Si una mujer estaba dispuesta a compartir semejante momento con un hombre, o bien ya no lo amaba, o estaba buscando una excusa para dejar de amarlo. No me importaba nada. Dejé la perita en el vide, me doblé y me aferré al inodoro desesperado. Hice fuerza. Mucha fuerza. El dolor fue insoportable, punzante, cruel. Pensé que en caso de terminar preso alguna vez, este trance me sería de gran utilidad. ¿Qué podía ser peor? Si Alien era el octavo pasajero, adentro mío estaba el noveno. “Hijo de puta”, grité pujando, “hijo de putaaaaaaa”. Entonces lo sentí salir y lo escuché caer como un bombazo. El agua me salpicó justo antes de que un chorro de mierda, agua y quién sabe qué otra cosa, saliera despedido entre una andanada de pedos espantosos. Tinelli seguía parloteando ahí afuera donde todo era perfección y fantasía. Estaba agitado. Traté de componer mi respiración y me asomé para ver qué había en el ojo de la tormenta. No voy a entrar en detalles, pero créanme si les digo que nunca han visto nada igual. Como pude, me limpié con cuidado. La sangre carmesí en el papel fue quizás la mejor prueba de aquella odisea.

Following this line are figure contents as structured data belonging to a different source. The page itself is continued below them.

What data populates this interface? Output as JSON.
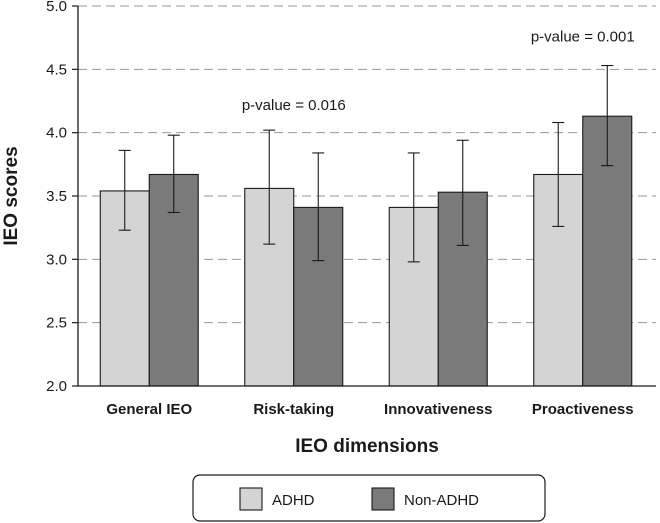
{
  "chart_data": {
    "type": "bar",
    "xlabel": "IEO dimensions",
    "ylabel": "IEO scores",
    "ylim": [
      2.0,
      5.0
    ],
    "yticks": [
      "2.0",
      "2.5",
      "3.0",
      "3.5",
      "4.0",
      "4.5",
      "5.0"
    ],
    "ytick_values": [
      2.0,
      2.5,
      3.0,
      3.5,
      4.0,
      4.5,
      5.0
    ],
    "grid": "horizontal dashed",
    "categories": [
      "General IEO",
      "Risk-taking",
      "Innovativeness",
      "Proactiveness"
    ],
    "series": [
      {
        "name": "ADHD",
        "color": "#d4d4d4",
        "values": [
          3.54,
          3.56,
          3.41,
          3.67
        ],
        "err_low": [
          3.23,
          3.12,
          2.98,
          3.26
        ],
        "err_high": [
          3.86,
          4.02,
          3.84,
          4.08
        ]
      },
      {
        "name": "Non-ADHD",
        "color": "#7a7a7a",
        "values": [
          3.67,
          3.41,
          3.53,
          4.13
        ],
        "err_low": [
          3.37,
          2.99,
          3.11,
          3.74
        ],
        "err_high": [
          3.98,
          3.84,
          3.94,
          4.53
        ]
      }
    ],
    "annotations": [
      {
        "text": "p-value = 0.016",
        "category": "Risk-taking",
        "y": 4.18
      },
      {
        "text": "p-value = 0.001",
        "category": "Proactiveness",
        "y": 4.72
      }
    ],
    "legend_position": "bottom"
  }
}
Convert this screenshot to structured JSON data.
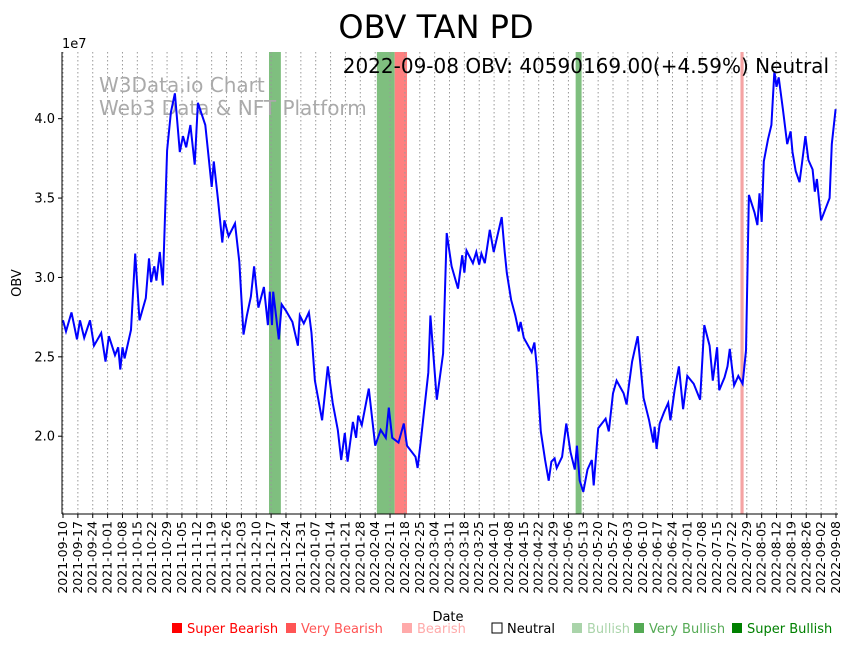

Salí del baño, me acosté y bajé el volumen de la televisión. La flaca apareció como un rayo. Blanca.

- ¿Y?

- Ya está

- ¡Ay qué suerte negro! ¿cómo estás?

- Hecho mierda.

- ¿Te duele?

- Me duele

Se acostó al lado mío y me abrazó apoyando su cabeza en mi pecho. Así nos quedamos un buen rato.

- Estás agitado, me dijo.

- Ya lo sé. Me late todo.

- ¿Quérés que te ponga Hipoglos?

- No

- Ponete vos

- No

- Pero,

- No quiero nada que involucre andar tocando la zona. Vos no sabés lo que fue.

- ¿Querés comer algo?

- Una sopita

Se levantó de un salto y desapareció llevándose toda su energía. En un mundo imperfecto ella se acercaba bastante a la perfección. Me quedé acostado y mientras la gente no paraba de bailar, los ambientes de la casa se inundaban de a poco, de un suave olor a zapallo.